政治の季節とは、毎年3月上旬から中旬にかけて約2週間に渡って北京で開催される“両会”を指す。その名の通り2つの会議から成り、同時進行で行われる。全国政治協商会議は3月3日、全国人民代表大会は3月5日に開幕する予定だ。後者では政府の首長である李克強首相が『政府工作報告』を発表し、昨年度の“業績”を振り返り、今年度の目標を発表する。

 毎年注目されるが、今年とりわけその注目度が高いのが経済成長目標であろう。上記の4つの軸における「成長」とも同義語であるが、“文化大革命”(1966〜1976年)が終わり、中国共産党は鄧小平のリーダーシップの下その“工作重心”を「階級闘争」から「経済建設」へと転換し、その後改革開放という国策の中で、紆余(うよ)曲折を経つつも発展してきた。

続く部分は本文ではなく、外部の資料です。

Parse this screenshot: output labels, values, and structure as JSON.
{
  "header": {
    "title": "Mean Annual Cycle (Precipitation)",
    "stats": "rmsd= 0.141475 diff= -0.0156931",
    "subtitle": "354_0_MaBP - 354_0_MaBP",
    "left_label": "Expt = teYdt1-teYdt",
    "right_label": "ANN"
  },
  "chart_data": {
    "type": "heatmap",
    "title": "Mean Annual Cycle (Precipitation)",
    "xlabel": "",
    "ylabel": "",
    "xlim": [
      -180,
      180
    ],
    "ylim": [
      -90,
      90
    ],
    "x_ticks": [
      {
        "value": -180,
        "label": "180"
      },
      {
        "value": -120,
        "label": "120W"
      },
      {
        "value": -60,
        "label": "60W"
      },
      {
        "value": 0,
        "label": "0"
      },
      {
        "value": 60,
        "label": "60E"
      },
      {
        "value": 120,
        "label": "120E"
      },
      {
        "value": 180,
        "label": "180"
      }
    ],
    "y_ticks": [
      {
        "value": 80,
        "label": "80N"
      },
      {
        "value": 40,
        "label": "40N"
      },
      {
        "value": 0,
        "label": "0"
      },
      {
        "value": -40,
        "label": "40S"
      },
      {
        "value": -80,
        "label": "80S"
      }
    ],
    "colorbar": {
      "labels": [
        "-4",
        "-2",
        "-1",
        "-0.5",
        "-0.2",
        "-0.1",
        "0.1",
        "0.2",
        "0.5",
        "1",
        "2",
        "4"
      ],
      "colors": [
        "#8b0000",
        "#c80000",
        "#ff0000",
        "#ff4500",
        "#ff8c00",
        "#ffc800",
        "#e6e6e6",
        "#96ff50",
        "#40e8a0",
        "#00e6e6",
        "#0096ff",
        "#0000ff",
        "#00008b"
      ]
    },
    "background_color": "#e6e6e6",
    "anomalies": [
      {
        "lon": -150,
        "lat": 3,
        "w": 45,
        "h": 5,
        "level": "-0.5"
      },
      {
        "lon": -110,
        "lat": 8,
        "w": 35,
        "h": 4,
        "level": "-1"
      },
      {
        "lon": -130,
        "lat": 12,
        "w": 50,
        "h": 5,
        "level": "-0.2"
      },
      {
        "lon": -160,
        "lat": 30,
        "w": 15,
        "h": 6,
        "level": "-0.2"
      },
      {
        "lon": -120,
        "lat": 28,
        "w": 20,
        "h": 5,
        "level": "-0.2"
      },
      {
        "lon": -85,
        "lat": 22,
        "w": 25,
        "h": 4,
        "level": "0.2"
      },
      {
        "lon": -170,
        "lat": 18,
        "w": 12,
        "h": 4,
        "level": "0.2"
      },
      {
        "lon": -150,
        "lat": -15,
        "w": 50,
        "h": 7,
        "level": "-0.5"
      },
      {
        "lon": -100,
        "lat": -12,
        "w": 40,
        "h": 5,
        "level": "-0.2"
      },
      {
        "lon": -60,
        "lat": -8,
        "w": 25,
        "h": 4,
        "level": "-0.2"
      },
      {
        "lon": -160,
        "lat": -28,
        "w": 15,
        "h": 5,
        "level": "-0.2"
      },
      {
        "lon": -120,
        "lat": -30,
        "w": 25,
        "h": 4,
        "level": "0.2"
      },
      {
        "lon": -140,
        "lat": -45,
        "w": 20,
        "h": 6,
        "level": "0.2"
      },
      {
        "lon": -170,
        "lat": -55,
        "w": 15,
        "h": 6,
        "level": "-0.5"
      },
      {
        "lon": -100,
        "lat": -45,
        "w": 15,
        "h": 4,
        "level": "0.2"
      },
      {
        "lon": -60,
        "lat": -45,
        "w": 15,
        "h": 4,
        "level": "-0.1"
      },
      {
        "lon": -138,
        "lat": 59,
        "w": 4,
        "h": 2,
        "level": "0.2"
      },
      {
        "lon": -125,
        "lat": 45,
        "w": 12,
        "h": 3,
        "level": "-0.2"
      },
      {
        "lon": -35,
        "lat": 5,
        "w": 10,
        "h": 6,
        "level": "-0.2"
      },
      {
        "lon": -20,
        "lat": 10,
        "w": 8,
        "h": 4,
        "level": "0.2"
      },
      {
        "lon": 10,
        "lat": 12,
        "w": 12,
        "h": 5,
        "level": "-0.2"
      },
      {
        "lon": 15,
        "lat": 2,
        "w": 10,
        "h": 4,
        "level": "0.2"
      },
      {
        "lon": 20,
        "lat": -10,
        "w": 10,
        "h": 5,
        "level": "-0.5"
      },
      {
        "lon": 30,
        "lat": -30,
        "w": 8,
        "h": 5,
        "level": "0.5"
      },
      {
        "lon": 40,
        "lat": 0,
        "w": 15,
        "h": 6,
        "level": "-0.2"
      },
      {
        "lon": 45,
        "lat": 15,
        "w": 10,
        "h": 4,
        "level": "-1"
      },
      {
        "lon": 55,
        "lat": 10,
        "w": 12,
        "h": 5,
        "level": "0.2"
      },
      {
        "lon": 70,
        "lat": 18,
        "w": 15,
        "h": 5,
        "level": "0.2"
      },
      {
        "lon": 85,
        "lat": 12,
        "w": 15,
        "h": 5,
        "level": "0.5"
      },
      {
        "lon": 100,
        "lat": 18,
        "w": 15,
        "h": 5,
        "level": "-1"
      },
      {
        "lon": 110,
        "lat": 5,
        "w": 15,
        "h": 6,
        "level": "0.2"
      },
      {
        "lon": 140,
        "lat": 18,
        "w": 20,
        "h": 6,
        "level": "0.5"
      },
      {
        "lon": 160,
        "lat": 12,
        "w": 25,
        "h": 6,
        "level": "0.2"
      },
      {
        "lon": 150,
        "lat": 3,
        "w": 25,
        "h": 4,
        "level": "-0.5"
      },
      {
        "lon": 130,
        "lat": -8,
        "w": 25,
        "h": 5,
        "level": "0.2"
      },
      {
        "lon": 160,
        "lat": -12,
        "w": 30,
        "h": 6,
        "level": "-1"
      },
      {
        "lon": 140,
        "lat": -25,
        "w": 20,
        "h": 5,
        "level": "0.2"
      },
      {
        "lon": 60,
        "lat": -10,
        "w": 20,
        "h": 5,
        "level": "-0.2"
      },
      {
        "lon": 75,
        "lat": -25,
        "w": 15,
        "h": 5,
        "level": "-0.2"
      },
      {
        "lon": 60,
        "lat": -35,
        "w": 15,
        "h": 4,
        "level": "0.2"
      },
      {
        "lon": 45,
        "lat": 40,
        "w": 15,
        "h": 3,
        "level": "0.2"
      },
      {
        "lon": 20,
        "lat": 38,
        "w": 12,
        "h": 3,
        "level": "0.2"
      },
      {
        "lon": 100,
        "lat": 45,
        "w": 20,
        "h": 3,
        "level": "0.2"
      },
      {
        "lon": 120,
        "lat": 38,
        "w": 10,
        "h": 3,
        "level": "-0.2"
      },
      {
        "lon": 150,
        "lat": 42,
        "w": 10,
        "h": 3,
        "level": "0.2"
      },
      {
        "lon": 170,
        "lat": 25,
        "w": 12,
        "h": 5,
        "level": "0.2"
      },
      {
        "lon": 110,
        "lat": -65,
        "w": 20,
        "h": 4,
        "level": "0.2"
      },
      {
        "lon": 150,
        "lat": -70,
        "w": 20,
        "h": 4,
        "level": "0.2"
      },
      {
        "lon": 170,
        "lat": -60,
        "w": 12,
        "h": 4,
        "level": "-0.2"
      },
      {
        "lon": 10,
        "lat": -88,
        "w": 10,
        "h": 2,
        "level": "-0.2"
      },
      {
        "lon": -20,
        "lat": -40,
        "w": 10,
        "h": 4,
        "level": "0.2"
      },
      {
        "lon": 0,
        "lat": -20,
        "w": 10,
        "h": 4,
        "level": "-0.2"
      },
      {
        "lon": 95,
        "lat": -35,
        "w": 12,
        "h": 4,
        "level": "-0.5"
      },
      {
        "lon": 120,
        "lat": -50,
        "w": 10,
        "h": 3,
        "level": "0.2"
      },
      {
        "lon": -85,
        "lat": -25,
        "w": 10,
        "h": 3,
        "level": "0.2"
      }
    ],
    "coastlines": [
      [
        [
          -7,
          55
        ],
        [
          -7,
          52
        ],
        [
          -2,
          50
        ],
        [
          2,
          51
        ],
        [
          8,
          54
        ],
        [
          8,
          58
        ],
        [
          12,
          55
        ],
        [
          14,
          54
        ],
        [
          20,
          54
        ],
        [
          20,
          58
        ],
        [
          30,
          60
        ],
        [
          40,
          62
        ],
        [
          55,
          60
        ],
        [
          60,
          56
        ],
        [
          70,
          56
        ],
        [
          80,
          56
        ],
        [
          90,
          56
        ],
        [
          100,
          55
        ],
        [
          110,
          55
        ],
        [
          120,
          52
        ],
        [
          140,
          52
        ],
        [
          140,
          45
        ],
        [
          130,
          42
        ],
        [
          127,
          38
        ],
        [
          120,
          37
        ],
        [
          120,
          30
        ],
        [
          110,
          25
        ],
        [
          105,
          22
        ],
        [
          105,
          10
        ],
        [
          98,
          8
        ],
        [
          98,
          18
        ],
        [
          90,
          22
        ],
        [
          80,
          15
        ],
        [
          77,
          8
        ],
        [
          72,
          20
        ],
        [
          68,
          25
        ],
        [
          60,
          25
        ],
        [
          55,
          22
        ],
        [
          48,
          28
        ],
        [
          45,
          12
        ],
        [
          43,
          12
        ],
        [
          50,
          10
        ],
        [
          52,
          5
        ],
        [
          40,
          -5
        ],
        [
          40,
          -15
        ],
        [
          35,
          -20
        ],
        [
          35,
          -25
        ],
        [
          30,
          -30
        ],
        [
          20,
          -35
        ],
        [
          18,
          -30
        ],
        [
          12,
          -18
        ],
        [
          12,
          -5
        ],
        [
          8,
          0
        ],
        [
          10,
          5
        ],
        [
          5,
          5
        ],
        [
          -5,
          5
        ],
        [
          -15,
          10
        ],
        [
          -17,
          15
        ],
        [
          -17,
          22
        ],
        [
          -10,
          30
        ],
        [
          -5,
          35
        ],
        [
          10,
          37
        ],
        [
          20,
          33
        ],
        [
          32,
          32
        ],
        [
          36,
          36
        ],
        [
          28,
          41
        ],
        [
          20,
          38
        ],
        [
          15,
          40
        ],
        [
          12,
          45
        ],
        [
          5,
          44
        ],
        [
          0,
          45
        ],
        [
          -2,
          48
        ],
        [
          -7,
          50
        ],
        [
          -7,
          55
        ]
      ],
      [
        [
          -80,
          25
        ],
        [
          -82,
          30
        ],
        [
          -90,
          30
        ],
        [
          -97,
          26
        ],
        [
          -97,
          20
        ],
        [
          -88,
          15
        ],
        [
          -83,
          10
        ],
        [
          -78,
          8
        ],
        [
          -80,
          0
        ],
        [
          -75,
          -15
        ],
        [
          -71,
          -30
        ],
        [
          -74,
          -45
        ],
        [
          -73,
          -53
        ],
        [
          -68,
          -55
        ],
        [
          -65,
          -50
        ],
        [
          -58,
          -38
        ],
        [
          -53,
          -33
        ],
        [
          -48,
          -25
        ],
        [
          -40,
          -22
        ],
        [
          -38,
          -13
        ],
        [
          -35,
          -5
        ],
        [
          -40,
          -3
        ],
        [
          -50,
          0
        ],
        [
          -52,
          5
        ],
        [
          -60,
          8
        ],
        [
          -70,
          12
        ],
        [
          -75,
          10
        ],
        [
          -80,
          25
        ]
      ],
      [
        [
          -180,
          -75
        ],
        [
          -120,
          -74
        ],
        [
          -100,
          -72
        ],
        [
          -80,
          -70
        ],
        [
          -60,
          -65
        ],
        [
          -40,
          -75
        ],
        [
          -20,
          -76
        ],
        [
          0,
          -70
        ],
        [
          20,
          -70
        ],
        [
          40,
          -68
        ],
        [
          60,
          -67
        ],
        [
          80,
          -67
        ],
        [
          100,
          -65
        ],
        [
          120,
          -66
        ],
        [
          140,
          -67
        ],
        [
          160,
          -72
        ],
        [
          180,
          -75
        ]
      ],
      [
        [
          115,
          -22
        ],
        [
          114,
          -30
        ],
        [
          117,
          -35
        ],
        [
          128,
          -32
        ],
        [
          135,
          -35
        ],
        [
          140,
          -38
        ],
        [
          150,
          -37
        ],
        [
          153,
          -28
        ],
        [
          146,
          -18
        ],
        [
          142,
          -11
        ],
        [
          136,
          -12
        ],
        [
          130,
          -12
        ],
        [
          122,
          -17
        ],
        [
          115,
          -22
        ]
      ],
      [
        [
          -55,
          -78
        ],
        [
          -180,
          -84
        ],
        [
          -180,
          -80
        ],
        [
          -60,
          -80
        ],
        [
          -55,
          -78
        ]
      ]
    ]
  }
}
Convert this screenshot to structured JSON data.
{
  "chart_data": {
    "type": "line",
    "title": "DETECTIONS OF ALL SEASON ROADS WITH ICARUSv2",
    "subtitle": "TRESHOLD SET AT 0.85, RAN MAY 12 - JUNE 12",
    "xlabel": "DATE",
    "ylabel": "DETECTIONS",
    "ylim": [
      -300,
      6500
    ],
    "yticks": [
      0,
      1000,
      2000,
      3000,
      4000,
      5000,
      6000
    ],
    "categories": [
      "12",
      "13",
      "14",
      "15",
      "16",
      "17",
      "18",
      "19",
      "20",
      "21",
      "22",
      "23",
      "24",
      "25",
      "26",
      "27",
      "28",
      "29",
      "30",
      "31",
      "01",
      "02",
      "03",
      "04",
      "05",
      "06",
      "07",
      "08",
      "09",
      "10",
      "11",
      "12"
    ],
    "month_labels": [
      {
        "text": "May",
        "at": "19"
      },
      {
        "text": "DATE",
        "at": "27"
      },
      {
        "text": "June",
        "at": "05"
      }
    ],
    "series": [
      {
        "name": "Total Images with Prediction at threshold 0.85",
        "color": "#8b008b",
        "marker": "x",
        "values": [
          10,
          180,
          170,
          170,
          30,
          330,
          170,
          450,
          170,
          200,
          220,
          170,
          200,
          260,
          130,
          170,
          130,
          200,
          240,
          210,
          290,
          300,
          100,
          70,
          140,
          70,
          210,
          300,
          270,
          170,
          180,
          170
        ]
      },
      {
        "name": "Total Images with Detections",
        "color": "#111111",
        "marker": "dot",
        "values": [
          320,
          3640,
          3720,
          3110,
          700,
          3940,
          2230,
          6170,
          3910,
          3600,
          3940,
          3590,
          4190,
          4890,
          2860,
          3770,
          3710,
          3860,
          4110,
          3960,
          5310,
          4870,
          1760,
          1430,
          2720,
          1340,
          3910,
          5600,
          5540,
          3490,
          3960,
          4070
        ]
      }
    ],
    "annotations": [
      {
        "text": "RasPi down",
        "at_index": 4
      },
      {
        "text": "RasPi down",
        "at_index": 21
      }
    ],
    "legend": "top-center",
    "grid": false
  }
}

 この路線は今日に至っても基本的に変わってはいない。「経済基礎決定上層建築」という中国語の格言にも体現されているように、経済成長を巡る各種状況こそが政治の安定性と権威性を決定づけるというのが中国共産党政治の実態であり、共産党指導部もそういう観点から経済と政治の関係性を認識、対応しているように見受けられる。

 中国共産党の正統性という観点からすれば、イデオロギーも一つの軽視できない要素であり尺度である。習近平政権が発足して以来、“マルクス主義中国化”、“習近平新時代中国特色社会主義思想”、“中華民族の偉大なる復興”、“社会主義核心価値観”など政治におけるイデオロギー色は前任である胡錦濤政権よりも断然強まっているし、北京や地方を歩いていても、街の到るところにこれらのイデオロギーを宣伝する横断幕やポスターが貼られている。

 しかしながら、上記のように、共産党の正統性は結果を出すことで初めて人民から信任を得られる。

 今を生きる中国人民は街中でこれらのイデオロギーが描かれた横断幕を目にして、それを以て共産党に信任を与えるほど“時代遅れ”ではない。彼ら彼女らは、日々の生活の中で自分たちがどれだけ物質的な果実を得られているか、衣食住が満たされているか、教育、医療、環境、食の安全といった自分や家族の生活や健康に直接影響を与える部分が確保されているかといった観点から、共産党に信任を与えるか否かを感じ、考え、実際の行動に移すのである。

 その意味で、経済こそが昨今における中国共産党の正統性の根源であり、だからこそ、それに対する党指導部の立場や自信を直接的に反映する全人代における経済成長率の発表は極めて重要なのである。

 そこで発表された数字によって、人々は自分たちが今どのような経済環境で生活しているのか、これからどのような物質的果実・環境を得られうるのかを判断するのだ。